For Robert Wrigley, poetry was a second choice for a career

Robert Wrigley (Photo by Canese Jarboe / Courtesy photo)
By Kathryn Smith For The Spokesman-Review

Robert Wrigley has a confession to make. He didn’t always want to be a poet.

“Once I thought – in truth, I still do –” he says in the poem “Jasmine,” “that music might have been / the art I was better suited to.”

“When I was 17, that’s all I wanted to do,” Wrigley said via email. “I think at some point, the idea of being a musician just no longer seemed possible. What I’ve done, however, is gone and devoted my life to poetry, of all things? How that seems more possible that being a musician – well, I was young and blessed with ignorance and determination.”

Looking at Wrigley’s accolades – Pacific Northwest Book Award, Kingsley Tufts Award, fellowships from the National Endowment for the Arts and the Guggenheim Foundation, to name a few – it’s clear that the poet’s youthful “ignorance and determination” paid off, and that his chosen art suits him quite well.

The University of Idaho professor emeritus will visit Spokane on Friday to launch his newest collection, “Box,” with a reading at Auntie’s bookstore at 7 p.m.

And while he probably won’t bring his guitar (though he still plays), the event won’t be without its own kind of music.

“I insist speech and language are musical,” Wrigley said, and the poems in “Box,” his 10th collection, testify to this belief.

Wrigley clearly takes delight in language and sound: the call and response of pay phones in the poem “Tinnitus,” the repetition of the word “Appenninica” in “Sheep in Umbria,” simply because, he says in the poem, “I just love to write and read the word.” (Appenninica, by the way, is a type of sheep found in Umbria and Tuscany.)

Among its playful music, “Box” deals with weightier themes as well. The book is dedicated to the memory of Wrigley’s father, who died in 2014, and the first poem, “My People,” has the poet taking his then-ailing father to visit the graves of family members.

“Much of literature is simply an engagement with mortality,” Wrigley said, and “Box” is no exception, suggesting in both its title and its themes “that ultimate ‘box,’ ” the coffin.

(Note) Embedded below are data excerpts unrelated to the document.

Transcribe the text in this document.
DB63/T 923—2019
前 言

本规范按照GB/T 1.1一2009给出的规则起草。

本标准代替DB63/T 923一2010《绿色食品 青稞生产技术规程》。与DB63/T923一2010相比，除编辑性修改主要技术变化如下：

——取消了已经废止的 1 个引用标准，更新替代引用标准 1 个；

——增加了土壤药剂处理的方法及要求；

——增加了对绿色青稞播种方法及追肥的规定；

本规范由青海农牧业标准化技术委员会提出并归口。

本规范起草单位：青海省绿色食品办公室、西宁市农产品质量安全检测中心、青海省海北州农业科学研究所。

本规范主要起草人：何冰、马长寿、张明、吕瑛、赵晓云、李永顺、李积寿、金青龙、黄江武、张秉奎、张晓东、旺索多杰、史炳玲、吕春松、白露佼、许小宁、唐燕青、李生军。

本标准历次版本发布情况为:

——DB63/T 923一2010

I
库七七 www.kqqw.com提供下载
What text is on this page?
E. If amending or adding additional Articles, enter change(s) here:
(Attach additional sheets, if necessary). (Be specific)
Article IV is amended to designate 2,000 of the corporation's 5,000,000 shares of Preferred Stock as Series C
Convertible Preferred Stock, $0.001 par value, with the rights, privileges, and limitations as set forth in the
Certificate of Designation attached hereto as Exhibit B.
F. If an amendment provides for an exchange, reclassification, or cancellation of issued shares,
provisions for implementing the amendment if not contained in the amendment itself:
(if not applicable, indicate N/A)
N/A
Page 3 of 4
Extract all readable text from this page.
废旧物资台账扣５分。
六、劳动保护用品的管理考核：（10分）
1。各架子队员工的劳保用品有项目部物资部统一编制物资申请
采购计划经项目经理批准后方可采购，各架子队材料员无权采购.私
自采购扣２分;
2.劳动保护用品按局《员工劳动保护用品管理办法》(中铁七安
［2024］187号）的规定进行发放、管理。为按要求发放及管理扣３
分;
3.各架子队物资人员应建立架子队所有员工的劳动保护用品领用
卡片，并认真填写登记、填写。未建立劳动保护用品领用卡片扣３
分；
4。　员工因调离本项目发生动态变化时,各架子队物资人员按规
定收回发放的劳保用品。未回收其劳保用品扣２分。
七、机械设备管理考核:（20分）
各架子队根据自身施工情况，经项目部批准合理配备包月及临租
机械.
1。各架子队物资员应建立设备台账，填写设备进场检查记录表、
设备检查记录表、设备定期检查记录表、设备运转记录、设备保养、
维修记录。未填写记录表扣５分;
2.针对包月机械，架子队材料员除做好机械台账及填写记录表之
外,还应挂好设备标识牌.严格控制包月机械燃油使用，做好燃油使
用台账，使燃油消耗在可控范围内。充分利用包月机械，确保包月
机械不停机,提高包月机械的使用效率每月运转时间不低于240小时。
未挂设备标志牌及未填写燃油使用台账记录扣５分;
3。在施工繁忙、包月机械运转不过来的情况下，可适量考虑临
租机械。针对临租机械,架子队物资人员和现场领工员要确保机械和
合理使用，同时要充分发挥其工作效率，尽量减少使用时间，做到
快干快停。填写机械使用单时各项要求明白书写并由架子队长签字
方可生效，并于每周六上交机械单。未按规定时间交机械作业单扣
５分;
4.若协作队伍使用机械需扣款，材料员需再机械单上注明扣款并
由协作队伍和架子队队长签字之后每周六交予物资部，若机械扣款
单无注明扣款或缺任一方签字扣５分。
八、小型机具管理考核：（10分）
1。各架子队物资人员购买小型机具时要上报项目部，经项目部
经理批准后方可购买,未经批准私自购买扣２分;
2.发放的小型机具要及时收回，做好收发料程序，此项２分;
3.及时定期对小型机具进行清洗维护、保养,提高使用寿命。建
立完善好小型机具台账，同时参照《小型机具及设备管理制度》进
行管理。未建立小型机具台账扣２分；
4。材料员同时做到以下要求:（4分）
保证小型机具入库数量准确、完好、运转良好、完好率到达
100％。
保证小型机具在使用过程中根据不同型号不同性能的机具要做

“Humans know they’re going to die, we imagine being dead, or try to. We devise myths that will allow us to imagine living on forever. But we’re going to die, every one of us, and that changes everything about how we live. It probably ought to make us kind and compassionate and generous, but you can also see how it makes us venal and greedy. … What does it mean to live? To have lived? How should life be lived? I think it should be lived making something.”

It should also be lived listening.

“It is a good thing to hear poetry, to really listen to it, to, yes, go to a poetry reading,” Wrigley said. “We get used to taking in what’s on the page and maybe we hear what we’re reading, but if we do we hear it like we hear the music playing at Walgreen’s. A reading gives you a chance to hear in a way you might have only rarely experienced. I’m half convinced that poetry readings have taught me how to hear the language, and hear the music in it.”